Even in this extreme environment, though, organisms can survive. One type, it turns out, can even prosper: bacteria. A new study, published today in Nature Geoscience, finds that unexpectedly abundant bacteria communities grow in the depths of the Mariana Trench, with organisms living at densities ten times greater than in the much shallower ocean floor at the trench’s rim.
To probe the ultra-deep ecosystem, the international research team, led by Ronnie Glud of the University of Southern Denmark, sent a specially-designed, 1300-pound robot down to the bottom of the trench in 2010. The robot was equipped with thin sensors that can slice into the seafloor sediments to help measure the organic consumption of oxygen. Because living things consume oxygen as they respire, tallies on how much ambient oxygen is missing from the sediments can be used as a proxy for the amount of microorganisms living in that area.
When the team used the device to sample the sediments at a pair of sites with depths of 35,476 and 35,488 feet, they found surprisingly high amounts of oxygen consumption—levels that indicated there were ten times more bacteria present at the ultra-deep site than at another, shallower site they sampled for reference about 37 miles away, at a depth of just 19,626 feet.
The robot also collected a total of 21 sediment cores from the two sites, and these cores were hauled up and analyzed in the lab. Although many of the microorganisms died when they were brought up to the surface—after all, the creatures are adapted for the high pressure and low temperature of the ocean floor—the finding was confirmed: Cores from the Mariana Trench had much higher densities of bacterial cells than those from the reference site.
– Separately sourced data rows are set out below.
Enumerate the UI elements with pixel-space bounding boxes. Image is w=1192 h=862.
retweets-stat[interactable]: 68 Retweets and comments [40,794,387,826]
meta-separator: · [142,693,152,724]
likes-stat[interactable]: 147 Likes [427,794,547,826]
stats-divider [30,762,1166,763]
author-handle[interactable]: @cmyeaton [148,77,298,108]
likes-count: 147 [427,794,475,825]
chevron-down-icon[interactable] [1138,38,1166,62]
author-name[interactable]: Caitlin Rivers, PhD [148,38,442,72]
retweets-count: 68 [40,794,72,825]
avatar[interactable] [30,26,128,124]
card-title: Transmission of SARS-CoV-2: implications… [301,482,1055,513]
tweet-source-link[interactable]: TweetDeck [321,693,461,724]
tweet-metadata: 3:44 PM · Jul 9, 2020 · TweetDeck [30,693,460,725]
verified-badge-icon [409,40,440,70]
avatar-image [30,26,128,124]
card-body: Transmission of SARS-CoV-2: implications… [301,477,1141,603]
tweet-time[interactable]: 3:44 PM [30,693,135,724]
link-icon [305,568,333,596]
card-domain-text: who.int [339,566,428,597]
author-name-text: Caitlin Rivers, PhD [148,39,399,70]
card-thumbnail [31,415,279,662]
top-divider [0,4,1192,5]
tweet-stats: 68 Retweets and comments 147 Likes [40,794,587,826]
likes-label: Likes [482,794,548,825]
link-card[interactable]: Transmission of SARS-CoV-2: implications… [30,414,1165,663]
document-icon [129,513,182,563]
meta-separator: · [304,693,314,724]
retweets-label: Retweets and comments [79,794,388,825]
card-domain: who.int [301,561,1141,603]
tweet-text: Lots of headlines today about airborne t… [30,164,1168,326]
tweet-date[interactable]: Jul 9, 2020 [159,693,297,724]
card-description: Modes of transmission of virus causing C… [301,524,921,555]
The team also remotely recorded video of the ocean floor, using lights to illuminate the pitch-black environment, and found a few life forms much larger than bacteria scurrying around on top of the sediment. When they used baited traps to recover a few of the specimens and bring them to the surface, they determined they were Hirondellea gigas, a species of amphipods—small crustaceans typically less than an inch in length.
The discovery of such abundant bacterial life is particularly surprising because conventional wisdom would suggest that not enough nutrients are present at such depths to support much growth. Photosynthetic plankton serve as the nutrient base for nearly any ocean food chain, but they’re unable to survive on the lightless seafloor. The waste products (such as dead animals and microorganisms) of ecosystems higher up in the shallow light-filled waters do filter down and feed deeper food webs, but typically, less and less organic matter makes it down as depths increase.
In this case, though, the scientists seem to have found an exception to the rule, since the ultra-deep trench was home to so much more bacterial activity than the nearby shallower reference site. Their explanation is that the trench acts as a natural sediment trap, gradually collecting nutrients that filter down and land at shallower locations on the ocean floor nearby, then are dislodged by earthquakes or other perturbations.
In the years since the 2010 exploration, the research team has sent the same robot down to sample the Japan Trench (roughly 29,500 feet deep) and plans to sample the Kermadec-Tonga Trench (35,430 feet deep) later this year. “The deep sea trenches are some of the last remaining ‘white spots’ on the world map,” Glud, the lead author, said in a press statement. “We know very little about what is going on down there.”